Страстный курильщик вообще, он начинает курить запоем. Он отказывается ходить в гости в те дома, где не принято курить. Вместе с этим его мозг становится все более беспокойным и тревожным и теряет способность отдыхать. Состояние, похожее на обморок, или состояние возбужденное, нетерпеливое сменяют друг друга. В это время он особенно полюбил разговоры, хотя и не отличался особенным мастерством в этом деле. Но беседа служила ему тем же, чем служит шприц для морфиниста. Он забывал свою усталость, горячился, чтобы потом, разумеется, ослабеть вдвое. Шахматную же игру, как слишком утомительную, ему пришлось бросить.
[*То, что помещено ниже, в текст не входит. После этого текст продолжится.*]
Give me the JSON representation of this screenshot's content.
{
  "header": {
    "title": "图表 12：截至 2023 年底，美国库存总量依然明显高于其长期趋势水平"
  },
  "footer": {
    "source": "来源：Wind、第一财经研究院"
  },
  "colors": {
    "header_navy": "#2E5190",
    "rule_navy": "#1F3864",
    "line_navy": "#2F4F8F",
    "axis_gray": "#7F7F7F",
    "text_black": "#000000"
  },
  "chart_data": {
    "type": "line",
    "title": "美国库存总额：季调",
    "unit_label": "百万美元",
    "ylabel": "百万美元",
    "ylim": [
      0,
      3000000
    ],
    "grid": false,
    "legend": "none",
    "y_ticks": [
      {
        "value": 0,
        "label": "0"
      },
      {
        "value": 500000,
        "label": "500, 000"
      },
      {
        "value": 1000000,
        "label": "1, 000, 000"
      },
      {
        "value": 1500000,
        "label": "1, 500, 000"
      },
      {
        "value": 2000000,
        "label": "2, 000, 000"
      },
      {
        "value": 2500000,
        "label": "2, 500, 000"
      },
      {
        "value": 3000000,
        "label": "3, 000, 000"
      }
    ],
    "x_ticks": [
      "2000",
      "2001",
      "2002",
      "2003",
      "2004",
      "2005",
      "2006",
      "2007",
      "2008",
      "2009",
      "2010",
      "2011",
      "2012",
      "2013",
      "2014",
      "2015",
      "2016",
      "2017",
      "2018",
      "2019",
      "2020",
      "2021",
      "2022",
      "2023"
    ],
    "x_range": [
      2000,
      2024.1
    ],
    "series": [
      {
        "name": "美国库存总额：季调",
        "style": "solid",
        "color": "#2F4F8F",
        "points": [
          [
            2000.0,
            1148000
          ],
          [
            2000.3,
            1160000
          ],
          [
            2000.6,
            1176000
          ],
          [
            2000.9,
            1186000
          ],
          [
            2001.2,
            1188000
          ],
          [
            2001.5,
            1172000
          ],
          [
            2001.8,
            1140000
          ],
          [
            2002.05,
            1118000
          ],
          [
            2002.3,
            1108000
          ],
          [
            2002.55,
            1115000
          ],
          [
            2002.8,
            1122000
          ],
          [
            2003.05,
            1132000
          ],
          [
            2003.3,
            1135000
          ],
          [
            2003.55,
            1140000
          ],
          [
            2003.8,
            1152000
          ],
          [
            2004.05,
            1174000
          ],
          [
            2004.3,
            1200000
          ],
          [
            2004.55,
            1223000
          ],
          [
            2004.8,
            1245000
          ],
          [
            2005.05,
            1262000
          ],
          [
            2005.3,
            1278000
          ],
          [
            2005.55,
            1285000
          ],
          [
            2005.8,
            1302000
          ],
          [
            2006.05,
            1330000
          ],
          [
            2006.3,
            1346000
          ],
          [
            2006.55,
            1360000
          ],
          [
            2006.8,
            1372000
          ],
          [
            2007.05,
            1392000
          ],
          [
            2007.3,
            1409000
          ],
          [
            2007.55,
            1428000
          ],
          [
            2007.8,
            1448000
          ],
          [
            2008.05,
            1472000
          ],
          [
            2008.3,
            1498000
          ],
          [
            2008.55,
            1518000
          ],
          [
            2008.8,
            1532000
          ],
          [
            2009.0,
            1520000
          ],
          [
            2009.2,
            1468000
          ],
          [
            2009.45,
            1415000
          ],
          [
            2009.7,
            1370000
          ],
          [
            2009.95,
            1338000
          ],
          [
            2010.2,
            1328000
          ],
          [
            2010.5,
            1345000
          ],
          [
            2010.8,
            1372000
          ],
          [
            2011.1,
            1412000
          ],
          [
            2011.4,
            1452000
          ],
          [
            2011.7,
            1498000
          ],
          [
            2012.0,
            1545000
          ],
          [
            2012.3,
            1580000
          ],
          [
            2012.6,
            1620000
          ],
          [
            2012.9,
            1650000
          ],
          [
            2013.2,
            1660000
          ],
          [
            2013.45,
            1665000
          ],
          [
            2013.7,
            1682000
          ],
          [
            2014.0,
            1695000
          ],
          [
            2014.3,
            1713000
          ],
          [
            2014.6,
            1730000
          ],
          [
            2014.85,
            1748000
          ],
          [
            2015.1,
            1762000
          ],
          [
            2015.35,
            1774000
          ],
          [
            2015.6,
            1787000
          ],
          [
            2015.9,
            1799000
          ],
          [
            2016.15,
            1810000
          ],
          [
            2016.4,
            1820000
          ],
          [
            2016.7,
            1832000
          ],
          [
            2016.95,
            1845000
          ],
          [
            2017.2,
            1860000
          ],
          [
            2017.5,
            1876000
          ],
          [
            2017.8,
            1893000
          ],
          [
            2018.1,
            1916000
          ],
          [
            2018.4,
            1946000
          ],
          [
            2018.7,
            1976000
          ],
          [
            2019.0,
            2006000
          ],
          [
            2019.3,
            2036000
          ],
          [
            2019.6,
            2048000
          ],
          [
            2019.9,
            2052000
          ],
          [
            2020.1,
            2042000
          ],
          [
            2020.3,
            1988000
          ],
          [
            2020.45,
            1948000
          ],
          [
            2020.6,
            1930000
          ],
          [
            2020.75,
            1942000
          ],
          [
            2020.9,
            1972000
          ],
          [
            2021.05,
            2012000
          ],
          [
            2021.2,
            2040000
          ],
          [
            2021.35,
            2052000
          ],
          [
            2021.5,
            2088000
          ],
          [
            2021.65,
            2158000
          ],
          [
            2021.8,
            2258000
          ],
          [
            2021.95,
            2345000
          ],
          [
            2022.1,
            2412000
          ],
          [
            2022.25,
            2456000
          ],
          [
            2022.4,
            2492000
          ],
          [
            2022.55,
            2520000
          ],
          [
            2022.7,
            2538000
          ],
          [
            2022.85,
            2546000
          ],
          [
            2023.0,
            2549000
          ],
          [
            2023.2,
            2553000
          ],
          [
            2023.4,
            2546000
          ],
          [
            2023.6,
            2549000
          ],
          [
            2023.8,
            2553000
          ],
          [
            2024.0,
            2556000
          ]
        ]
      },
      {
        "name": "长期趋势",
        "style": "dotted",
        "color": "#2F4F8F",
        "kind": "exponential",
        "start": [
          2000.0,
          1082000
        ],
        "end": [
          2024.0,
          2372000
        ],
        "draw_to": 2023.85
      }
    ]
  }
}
А между тем книга была в самом начале. Естественны поэтому минуты уныния даже для такого выдержанного человека, как Бокль. Однажды он писал своей приятельнице, мисс Грей: "Я не скрою от Вас, что порою меня огорчает и даже угнетает мысль о том, как ничтожны мои силы в сравнении с моими мечтами, надеждами, планами. Моя голова по временам слаба, мысль недостаточно ясна. Уверяют, что мне нечего бояться, – увидим… Остановиться на полдороги, не завершить того, что является в моих глазах великим делом, прожить, не оставив по себе след, – вот грустное будущее, которое рисуется передо мной и кажется мне возможным. Думая о нем, я чувствую, как холодеет моя кровь. Быть может, я мечтал о слишком многом, но ведь временами я чувствовал в себе присутствие такой силы, такой проницательности, такой власти над миром мысли, что не пустое тщеславие заставило меня поверить в себя и взяться за дело, которого, вероятно, никогда не окончу".
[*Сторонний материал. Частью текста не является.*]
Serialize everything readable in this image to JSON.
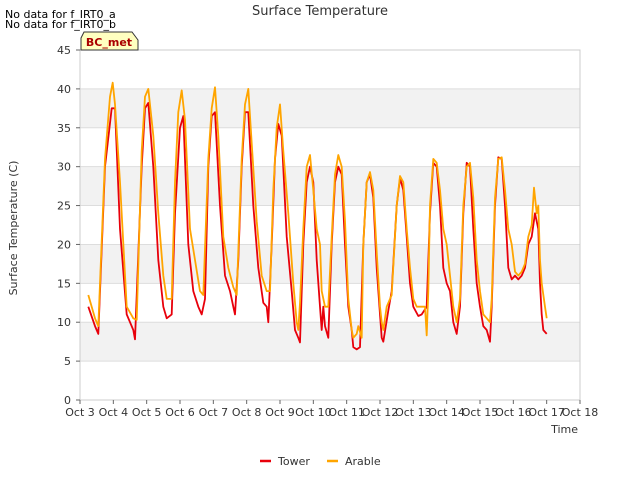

Не знаю, какое впечатление произведет это письмо на других, но думается, что трудно было бы не рассмотреть в нем трагедии, трагедии без жестов, громких слов, длинных и трогательных монологов и без всяких романических любовных прикрас. Ведь трагическое всегда получается от столкновения личности человеческой, ее стремлений, ее горячего чувства, ее страсти с мертвыми и холодными "законами", все равно чего – природы ли, общественной ли жизни, религии ли, государственного ли устройства. Главными действующими лицами во всех греческих трагедиях являются, с одной стороны, Судьба – то воплощенная в образе бесстрастного слепого существа, перед таинственным могуществом которого трепещет сам громовержец, то в образе нравственного закона, преследующего несчастного Эдипа, то в образе Креона, устами которого говорит неумолимая государственная власть; с другой – живое человеческое чувство, живой порыв любящего или ненавидящего сердца. Бокль в своей недолгой и такой тусклой извне жизни вынес то же столкновение. Бессилие отдельной человеческой воли, ничтожность отдельного человеческого порыва перед могуществом бытия дали почувствовать себя жестоко и страшно. Прочтя приведенное письмо, вы уже предчувствуете его глубоко грустные предсмертные слова.
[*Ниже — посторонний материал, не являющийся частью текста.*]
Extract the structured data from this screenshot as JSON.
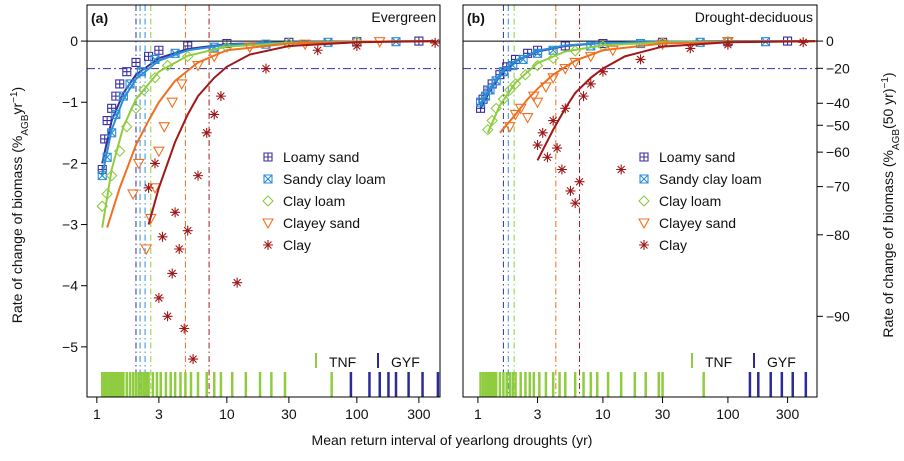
{
  "xlabel": "Mean return interval of yearlong droughts (yr)",
  "ylabel": [
    "Rate of change of biomass (%",
    "AGB",
    "yr",
    "−1",
    ")"
  ],
  "y2label": [
    "Rate of change of biomass (%",
    "AGB",
    "(50 yr)",
    "−1",
    ")"
  ],
  "chart_data": [
    {
      "type": "scatter",
      "panel": "(a)",
      "title": "Evergreen",
      "log_x": true,
      "legend": "right",
      "xlim": [
        0.84,
        436
      ],
      "ylim": [
        -5.82,
        0.59
      ],
      "xticks": [
        1,
        3,
        10,
        30,
        100,
        300
      ],
      "yticks": [
        0,
        {
          "value": -1,
          "label": "−1"
        },
        {
          "value": -2,
          "label": "−2"
        },
        {
          "value": -3,
          "label": "−3"
        },
        {
          "value": -4,
          "label": "−4"
        },
        {
          "value": -5,
          "label": "−5"
        }
      ],
      "hline": {
        "y": -0.45,
        "color": "#3030a0"
      },
      "vlines": [
        {
          "x": 2.0,
          "color": "#3a2f9e"
        },
        {
          "x": 2.15,
          "color": "#2a8fd6"
        },
        {
          "x": 2.35,
          "color": "#2a8fd6"
        },
        {
          "x": 2.6,
          "color": "#8fcc3f"
        },
        {
          "x": 4.8,
          "color": "#f07020"
        },
        {
          "x": 7.3,
          "color": "#b01818"
        }
      ],
      "series": [
        {
          "name": "Loamy sand",
          "color": "#3a2f9e",
          "marker": "square-plus",
          "x": [
            1.1,
            1.15,
            1.2,
            1.3,
            1.4,
            1.5,
            1.7,
            2,
            2.5,
            3,
            5,
            10,
            30,
            100,
            300
          ],
          "values": [
            -2.1,
            -1.6,
            -1.3,
            -1.1,
            -0.9,
            -0.7,
            -0.5,
            -0.35,
            -0.25,
            -0.15,
            -0.08,
            -0.04,
            -0.02,
            -0.01,
            0
          ],
          "fit": {
            "x": [
              1.1,
              1.3,
              1.6,
              2,
              3,
              5,
              10,
              30,
              100,
              400
            ],
            "values": [
              -2.0,
              -1.3,
              -0.85,
              -0.55,
              -0.28,
              -0.13,
              -0.05,
              -0.02,
              -0.01,
              0
            ]
          }
        },
        {
          "name": "Sandy clay loam",
          "color": "#2a8fd6",
          "marker": "square-x",
          "x": [
            1.1,
            1.2,
            1.3,
            1.4,
            1.6,
            1.8,
            2.2,
            2.8,
            4,
            8,
            20,
            60,
            200
          ],
          "values": [
            -2.2,
            -1.9,
            -1.5,
            -1.2,
            -0.9,
            -0.7,
            -0.5,
            -0.3,
            -0.2,
            -0.1,
            -0.05,
            -0.02,
            -0.01
          ],
          "fit": {
            "x": [
              1.1,
              1.3,
              1.6,
              2,
              3,
              5,
              10,
              30,
              100,
              400
            ],
            "values": [
              -2.2,
              -1.45,
              -0.95,
              -0.62,
              -0.32,
              -0.15,
              -0.06,
              -0.02,
              -0.01,
              0
            ]
          }
        },
        {
          "name": "Clay loam",
          "color": "#8fcc3f",
          "marker": "diamond",
          "x": [
            1.1,
            1.2,
            1.3,
            1.5,
            1.7,
            2,
            2.3,
            2.8,
            3.5,
            5,
            10,
            30,
            100
          ],
          "values": [
            -2.7,
            -2.5,
            -2.2,
            -1.8,
            -1.4,
            -1.1,
            -0.8,
            -0.6,
            -0.4,
            -0.25,
            -0.1,
            -0.04,
            -0.01
          ],
          "fit": {
            "x": [
              1.1,
              1.3,
              1.6,
              2,
              3,
              5,
              10,
              30,
              100,
              400
            ],
            "values": [
              -3.05,
              -2.1,
              -1.4,
              -0.95,
              -0.5,
              -0.24,
              -0.09,
              -0.03,
              -0.01,
              0
            ]
          }
        },
        {
          "name": "Clayey sand",
          "color": "#f07020",
          "marker": "triangle",
          "x": [
            1.9,
            2.1,
            2.4,
            2.6,
            2.8,
            3,
            3.3,
            3.8,
            4.5,
            6,
            8,
            15,
            40,
            150
          ],
          "values": [
            -2.5,
            -2.0,
            -3.4,
            -2.9,
            -2.4,
            -1.8,
            -1.4,
            -1.0,
            -0.7,
            -0.4,
            -0.25,
            -0.1,
            -0.05,
            -0.01
          ],
          "fit": {
            "x": [
              1.2,
              1.5,
              2,
              2.5,
              3,
              4,
              6,
              10,
              30,
              100,
              400
            ],
            "values": [
              -3.05,
              -2.4,
              -1.7,
              -1.3,
              -1.0,
              -0.65,
              -0.35,
              -0.15,
              -0.04,
              -0.01,
              0
            ]
          }
        },
        {
          "name": "Clay",
          "color": "#a01818",
          "marker": "asterisk",
          "x": [
            2.5,
            2.8,
            3,
            3.2,
            3.5,
            3.8,
            4,
            4.3,
            4.7,
            5,
            5.5,
            6,
            7,
            8,
            9,
            12,
            20,
            50,
            100,
            400
          ],
          "values": [
            -2.4,
            -2.0,
            -4.2,
            -3.2,
            -4.5,
            -3.8,
            -2.8,
            -3.4,
            -4.7,
            -3.1,
            -5.2,
            -2.2,
            -1.5,
            -1.2,
            -0.9,
            -3.95,
            -0.45,
            -0.15,
            -0.08,
            -0.03
          ],
          "fit": {
            "x": [
              2.5,
              3,
              4,
              5,
              6,
              8,
              10,
              15,
              30,
              100,
              400
            ],
            "values": [
              -3.0,
              -2.4,
              -1.65,
              -1.2,
              -0.9,
              -0.6,
              -0.42,
              -0.22,
              -0.08,
              -0.02,
              0
            ]
          }
        }
      ],
      "rugs": [
        {
          "name": "TNF",
          "color": "#8fcc3f",
          "x": [
            1.1,
            1.15,
            1.2,
            1.25,
            1.3,
            1.35,
            1.4,
            1.45,
            1.5,
            1.55,
            1.6,
            1.7,
            1.8,
            1.9,
            2.0,
            2.1,
            2.2,
            2.3,
            2.4,
            2.5,
            2.7,
            2.9,
            3.1,
            3.4,
            3.7,
            4,
            4.4,
            4.8,
            5.3,
            6,
            7,
            8,
            9,
            11,
            14,
            18,
            22,
            28,
            64
          ]
        },
        {
          "name": "GYF",
          "color": "#2a2a9a",
          "x": [
            90,
            125,
            150,
            175,
            200,
            250,
            320,
            420
          ]
        }
      ]
    },
    {
      "type": "scatter",
      "panel": "(b)",
      "title": "Drought-deciduous",
      "log_x": true,
      "legend": "right",
      "xlim": [
        0.76,
        516
      ],
      "ylim": [
        -5.82,
        0.59
      ],
      "y2_years": 50,
      "y2ticks": [
        0,
        {
          "value": -20,
          "label": "−20"
        },
        {
          "value": -40,
          "label": "−40"
        },
        {
          "value": -50,
          "label": "−50"
        },
        {
          "value": -60,
          "label": "−60"
        },
        {
          "value": -70,
          "label": "−70"
        },
        {
          "value": -80,
          "label": "−80"
        },
        {
          "value": -90,
          "label": "−90"
        }
      ],
      "xticks": [
        1,
        3,
        10,
        30,
        100,
        300
      ],
      "hline": {
        "y": -0.45,
        "color": "#3030a0"
      },
      "vlines": [
        {
          "x": 1.6,
          "color": "#3a2f9e"
        },
        {
          "x": 1.75,
          "color": "#2a8fd6"
        },
        {
          "x": 1.95,
          "color": "#8fcc3f"
        },
        {
          "x": 4.2,
          "color": "#f07020"
        },
        {
          "x": 6.5,
          "color": "#b01818"
        }
      ],
      "series": [
        {
          "name": "Loamy sand",
          "color": "#3a2f9e",
          "marker": "square-plus",
          "x": [
            1.05,
            1.1,
            1.2,
            1.3,
            1.5,
            1.7,
            2,
            2.5,
            3,
            5,
            10,
            30,
            100,
            300
          ],
          "values": [
            -1.1,
            -0.95,
            -0.8,
            -0.7,
            -0.55,
            -0.42,
            -0.3,
            -0.2,
            -0.15,
            -0.08,
            -0.04,
            -0.02,
            -0.01,
            0
          ],
          "fit": {
            "x": [
              1.05,
              1.3,
              1.6,
              2,
              3,
              5,
              10,
              30,
              100,
              500
            ],
            "values": [
              -1.1,
              -0.75,
              -0.5,
              -0.33,
              -0.17,
              -0.08,
              -0.03,
              -0.01,
              0,
              0
            ]
          }
        },
        {
          "name": "Sandy clay loam",
          "color": "#2a8fd6",
          "marker": "square-x",
          "x": [
            1.05,
            1.15,
            1.25,
            1.4,
            1.6,
            1.9,
            2.3,
            3,
            4,
            8,
            20,
            60,
            200
          ],
          "values": [
            -1.0,
            -0.9,
            -0.8,
            -0.65,
            -0.5,
            -0.4,
            -0.3,
            -0.2,
            -0.15,
            -0.08,
            -0.04,
            -0.02,
            -0.01
          ],
          "fit": {
            "x": [
              1.05,
              1.3,
              1.6,
              2,
              3,
              5,
              10,
              30,
              100,
              500
            ],
            "values": [
              -1.05,
              -0.72,
              -0.48,
              -0.32,
              -0.16,
              -0.07,
              -0.03,
              -0.01,
              0,
              0
            ]
          }
        },
        {
          "name": "Clay loam",
          "color": "#8fcc3f",
          "marker": "diamond",
          "x": [
            1.2,
            1.3,
            1.4,
            1.6,
            1.8,
            2,
            2.4,
            3,
            4,
            6,
            10,
            30,
            100
          ],
          "values": [
            -1.45,
            -1.3,
            -1.1,
            -0.95,
            -0.8,
            -0.7,
            -0.55,
            -0.4,
            -0.28,
            -0.16,
            -0.08,
            -0.03,
            -0.01
          ],
          "fit": {
            "x": [
              1.2,
              1.5,
              2,
              3,
              5,
              10,
              30,
              100,
              500
            ],
            "values": [
              -1.5,
              -1.05,
              -0.68,
              -0.36,
              -0.17,
              -0.07,
              -0.02,
              -0.01,
              0
            ]
          }
        },
        {
          "name": "Clayey sand",
          "color": "#f07020",
          "marker": "triangle",
          "x": [
            1.8,
            2,
            2.2,
            2.5,
            2.8,
            3,
            3.5,
            4,
            5,
            6,
            8,
            12,
            30,
            100
          ],
          "values": [
            -1.4,
            -1.2,
            -1.1,
            -1.25,
            -0.9,
            -1.0,
            -0.75,
            -0.6,
            -0.45,
            -0.35,
            -0.25,
            -0.15,
            -0.05,
            -0.01
          ],
          "fit": {
            "x": [
              1.5,
              2,
              2.5,
              3,
              4,
              6,
              10,
              30,
              100,
              500
            ],
            "values": [
              -1.5,
              -1.2,
              -0.95,
              -0.78,
              -0.55,
              -0.32,
              -0.15,
              -0.04,
              -0.01,
              0
            ]
          }
        },
        {
          "name": "Clay",
          "color": "#a01818",
          "marker": "asterisk",
          "x": [
            3,
            3.3,
            3.6,
            4,
            4.3,
            4.7,
            5,
            5.5,
            6,
            6.5,
            7,
            8,
            10,
            14,
            20,
            50,
            100,
            400
          ],
          "values": [
            -1.7,
            -1.5,
            -1.9,
            -1.3,
            -1.75,
            -2.1,
            -1.1,
            -2.45,
            -2.65,
            -2.3,
            -0.9,
            -0.7,
            -0.5,
            -2.1,
            -0.3,
            -0.12,
            -0.06,
            -0.02
          ],
          "fit": {
            "x": [
              3,
              4,
              5,
              6,
              8,
              10,
              15,
              30,
              100,
              500
            ],
            "values": [
              -1.95,
              -1.45,
              -1.1,
              -0.85,
              -0.6,
              -0.45,
              -0.25,
              -0.09,
              -0.02,
              0
            ]
          }
        }
      ],
      "rugs": [
        {
          "name": "TNF",
          "color": "#8fcc3f",
          "x": [
            1.05,
            1.1,
            1.15,
            1.2,
            1.25,
            1.3,
            1.35,
            1.4,
            1.5,
            1.6,
            1.7,
            1.8,
            1.9,
            2.0,
            2.2,
            2.4,
            2.6,
            2.8,
            3.1,
            3.5,
            4,
            4.5,
            5,
            6,
            7,
            8,
            9,
            11,
            14,
            18,
            22,
            28,
            30,
            64
          ]
        },
        {
          "name": "GYF",
          "color": "#2a2a9a",
          "x": [
            150,
            175,
            220,
            270,
            330,
            420
          ]
        }
      ]
    }
  ]
}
Но силы исчезали медленно, по каплям. Он мог еще работать и работал так же усиленно, как прежде, несмотря на очевидные признаки переутомления. Как и всякая хроническая болезнь, вроде чахотки, например, это переутомление действовало сначала даже возбуждающим образом на его нервы и мозговую деятельность, и скоро стала периодически появляться бессонница. Несмотря на это, он решился пренебречь советами насчет полного отдыха и, "раз нельзя сделать всего – сделать хоть что-нибудь". 10 января 1855 года он записывает в своем дневнике: "Начал приводить в порядок книги, которые я цитирую в примечаниях к первому тому"; 22 июля того же года: "Наконец-то принялся за переписку своего сочинения для типографии"; 10 сентября: "Отчаиваюсь, что удастся закончить когда-нибудь работу".

К счастью, опасение оказалось ложным. Начисто переписанная рукой самого Бокля, рукопись первого тома была готова в 1856 году.